From: Stephen Burridge (stephen.burridge@gmail.com)
Date: 01 Mar 2010

  • Next message: Michael Jeter: "Re: RARA-AVIS: Parker's Procedurals, Westerns, and Their Film Adaptations"

    As a casual reader of Parker's work, I read several Spenser novels back in the 1980s. The only one I really remember is the the one in which Spenser acts as father to a boy, which recent discussion leads me to believe must have been "Early Autumn". It struck me as unusual and interesting at the time; however I didn't read any more Parker until fairly recently, when I picked up "Hundred-Dollar Baby", as the best bet among a limited selection of paperbacks in a drugstore. As I recall I enjoyed aspects of the book, it seemed professional and smooth and I was initially pulled in to the story, but in the end there was too much of the contrived and sentimental about it. Most recently, I got a couple of the books for this Rara-Avis month,
    "The Godwulf Manuscript" and another one whose title I forget and which I have yet to read. (The blurb says it's the one in which Spenser's sidekick Hawk is introduced.) I really liked the '70s period detail of "The Godwulf Manuscript" (then contemporary, of course) and I thought the wisecracking was at a pretty high level; it was an entertaining read.
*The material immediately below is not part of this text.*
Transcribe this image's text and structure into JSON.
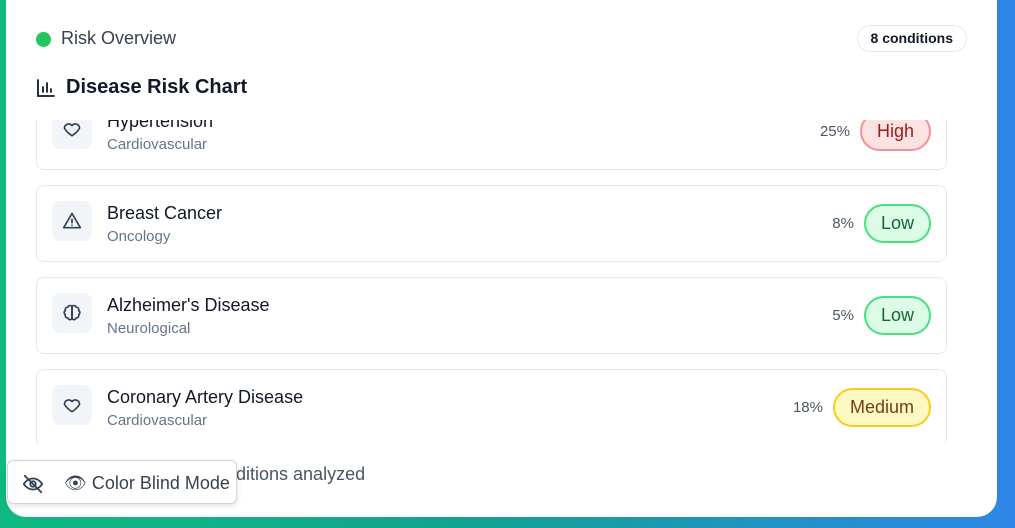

A comparison that came to mind was "The Rockford Files", the first season of which I've been watching and enjoying. Both of course are enthusiasms of Kevin Burton Smith, of this list, and I wouldn't be watching Rockford if it weren't for his advocacy, for which I thank him.

    So there it is, not much to it, more impressions of a relative newbie, as are so many of my postings to this list. At this point my semi-informed view of Parker is that he was a smart and capable pro whose stuff can probably be counted upon to entertain, but not, for me, a particularly exciting or interesting writer.